Notation "x '⊕' y" := (@func PA_funcs_signature Plus ([x ; y]) ) (at level 39) : PA_Notation.
Notation "x '⊗' y" := (@func PA_funcs_signature Mult ([x ; y]) ) (at level 38) : PA_Notation.
Notation "x '==' y" := (@atom PA_funcs_signature PA_preds_signature _ _ Eq ([x ; y])) (at level 40) : PA_Notation.
Section comparisons.
Existing Instance PA_preds_signature.
Existing Instance PA_funcs_signature.
Definition PAlt x y := ∃ y`[↑] == (σ x`[↑] ⊕ $0).
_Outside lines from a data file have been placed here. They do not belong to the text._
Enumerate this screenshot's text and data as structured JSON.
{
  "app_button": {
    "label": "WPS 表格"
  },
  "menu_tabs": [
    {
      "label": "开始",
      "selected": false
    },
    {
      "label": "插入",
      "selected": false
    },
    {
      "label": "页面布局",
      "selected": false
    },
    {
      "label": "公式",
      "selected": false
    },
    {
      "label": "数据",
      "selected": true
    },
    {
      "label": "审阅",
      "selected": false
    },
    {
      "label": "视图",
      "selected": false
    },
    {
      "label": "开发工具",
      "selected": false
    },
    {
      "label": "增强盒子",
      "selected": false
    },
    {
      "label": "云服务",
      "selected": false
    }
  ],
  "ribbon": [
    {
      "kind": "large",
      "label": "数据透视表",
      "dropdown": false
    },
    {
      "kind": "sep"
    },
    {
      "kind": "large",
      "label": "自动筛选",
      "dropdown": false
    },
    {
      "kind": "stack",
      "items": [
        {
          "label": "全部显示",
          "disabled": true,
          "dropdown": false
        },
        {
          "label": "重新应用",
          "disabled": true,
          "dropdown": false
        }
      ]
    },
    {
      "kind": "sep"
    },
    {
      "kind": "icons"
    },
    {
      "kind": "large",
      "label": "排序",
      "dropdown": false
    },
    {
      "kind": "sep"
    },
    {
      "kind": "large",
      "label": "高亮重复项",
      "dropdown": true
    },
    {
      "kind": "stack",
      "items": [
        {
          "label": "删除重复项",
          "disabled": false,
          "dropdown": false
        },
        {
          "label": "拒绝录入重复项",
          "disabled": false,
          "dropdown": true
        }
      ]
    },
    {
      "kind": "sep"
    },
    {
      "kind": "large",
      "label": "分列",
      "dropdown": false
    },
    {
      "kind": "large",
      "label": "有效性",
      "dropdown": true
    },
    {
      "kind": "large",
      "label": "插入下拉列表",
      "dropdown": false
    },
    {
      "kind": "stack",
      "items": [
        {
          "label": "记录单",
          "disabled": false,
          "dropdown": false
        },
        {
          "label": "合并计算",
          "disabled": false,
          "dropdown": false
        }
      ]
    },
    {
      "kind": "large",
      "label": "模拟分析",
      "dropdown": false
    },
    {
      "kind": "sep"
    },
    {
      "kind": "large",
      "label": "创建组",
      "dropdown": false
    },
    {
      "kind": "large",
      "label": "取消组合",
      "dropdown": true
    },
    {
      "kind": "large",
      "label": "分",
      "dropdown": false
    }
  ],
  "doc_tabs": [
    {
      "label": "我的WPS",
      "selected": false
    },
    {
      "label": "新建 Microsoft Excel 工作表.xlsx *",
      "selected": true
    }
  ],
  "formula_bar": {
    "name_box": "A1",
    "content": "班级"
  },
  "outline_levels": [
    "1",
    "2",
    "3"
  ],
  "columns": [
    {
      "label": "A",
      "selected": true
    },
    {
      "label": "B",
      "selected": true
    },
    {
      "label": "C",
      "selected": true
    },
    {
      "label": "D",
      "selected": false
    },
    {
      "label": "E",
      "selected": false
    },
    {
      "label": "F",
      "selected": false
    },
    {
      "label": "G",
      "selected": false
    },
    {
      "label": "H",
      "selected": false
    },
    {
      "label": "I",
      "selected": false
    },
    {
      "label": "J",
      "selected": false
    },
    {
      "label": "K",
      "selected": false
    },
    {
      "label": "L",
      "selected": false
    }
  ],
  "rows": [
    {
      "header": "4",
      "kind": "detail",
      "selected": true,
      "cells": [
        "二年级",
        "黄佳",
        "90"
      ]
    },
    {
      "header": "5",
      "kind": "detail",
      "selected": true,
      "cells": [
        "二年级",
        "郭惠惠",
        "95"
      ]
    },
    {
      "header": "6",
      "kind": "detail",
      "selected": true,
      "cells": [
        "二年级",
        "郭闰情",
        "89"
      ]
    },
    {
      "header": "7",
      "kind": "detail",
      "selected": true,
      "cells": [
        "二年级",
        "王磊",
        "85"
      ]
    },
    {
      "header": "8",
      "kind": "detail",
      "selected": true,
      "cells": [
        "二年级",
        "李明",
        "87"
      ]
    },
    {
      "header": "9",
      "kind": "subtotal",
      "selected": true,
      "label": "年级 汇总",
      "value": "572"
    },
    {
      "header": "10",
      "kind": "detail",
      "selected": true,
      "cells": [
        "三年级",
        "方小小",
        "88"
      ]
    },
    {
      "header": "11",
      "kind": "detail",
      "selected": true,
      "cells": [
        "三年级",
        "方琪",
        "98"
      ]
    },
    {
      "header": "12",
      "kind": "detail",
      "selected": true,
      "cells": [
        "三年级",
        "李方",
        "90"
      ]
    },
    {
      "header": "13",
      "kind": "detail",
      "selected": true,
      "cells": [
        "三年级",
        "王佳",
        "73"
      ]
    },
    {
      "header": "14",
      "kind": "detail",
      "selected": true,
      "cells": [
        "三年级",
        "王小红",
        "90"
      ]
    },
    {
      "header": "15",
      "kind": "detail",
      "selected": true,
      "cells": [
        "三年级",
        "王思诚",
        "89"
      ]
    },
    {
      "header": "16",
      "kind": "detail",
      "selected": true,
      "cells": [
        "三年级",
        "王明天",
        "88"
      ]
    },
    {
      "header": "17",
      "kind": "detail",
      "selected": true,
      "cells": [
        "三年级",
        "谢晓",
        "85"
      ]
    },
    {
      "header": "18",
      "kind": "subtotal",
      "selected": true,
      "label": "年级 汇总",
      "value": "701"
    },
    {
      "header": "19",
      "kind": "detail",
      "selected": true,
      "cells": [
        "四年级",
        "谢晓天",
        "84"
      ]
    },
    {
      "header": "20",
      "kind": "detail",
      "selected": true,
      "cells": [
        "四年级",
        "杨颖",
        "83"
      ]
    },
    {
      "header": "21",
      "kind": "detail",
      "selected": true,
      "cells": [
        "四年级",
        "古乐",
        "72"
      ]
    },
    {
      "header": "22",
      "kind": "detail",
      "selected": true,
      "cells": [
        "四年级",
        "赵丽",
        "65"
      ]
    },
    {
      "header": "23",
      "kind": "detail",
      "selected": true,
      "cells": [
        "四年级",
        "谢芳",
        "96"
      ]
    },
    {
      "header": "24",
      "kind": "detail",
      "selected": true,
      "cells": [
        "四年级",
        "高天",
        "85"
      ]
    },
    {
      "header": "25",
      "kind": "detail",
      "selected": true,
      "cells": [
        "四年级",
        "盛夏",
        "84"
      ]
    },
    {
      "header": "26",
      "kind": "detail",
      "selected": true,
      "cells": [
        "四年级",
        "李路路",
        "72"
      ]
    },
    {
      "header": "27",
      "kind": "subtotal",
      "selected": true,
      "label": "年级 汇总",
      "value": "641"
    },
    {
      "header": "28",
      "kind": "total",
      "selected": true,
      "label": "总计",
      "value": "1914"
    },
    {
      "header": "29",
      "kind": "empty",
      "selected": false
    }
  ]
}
Definition PAle x y := ∃ y`[↑] == (x`[↑] ⊕ $0).
Definition PAle' x y := ∃ y`[↑] == ($0 ⊕ x`[↑]).
Lemma PAlt_subst x y ρ : (PAlt x y)[ρ] = PAlt (x`[ρ]) (y`[ρ]).
Proof.
unfold PAlt. cbn. now asimpl.
Qed.
Lemma PAle_subst x y ρ : (PAle x y)[ρ] = PAle (x`[ρ]) (y`[ρ]).
Proof.
unfold PAle. cbn. now asimpl.
Qed.
Lemma PAle'_subst x y ρ : (PAle' x y)[ρ] = PAle' (x`[ρ]) (y`[ρ]).
Proof.
unfold PAle'. cbn. now asimpl.
Qed.
End comparisons.
Notation "x '⧀' y" := (PAlt x y) (at level 40) : PA_Notation.
Notation "x '⧀=' y" := (PAle x y) (at level 40) : PA_Notation.
Notation "x '⧀='' y" := (PAle' x y) (at level 40) : PA_Notation.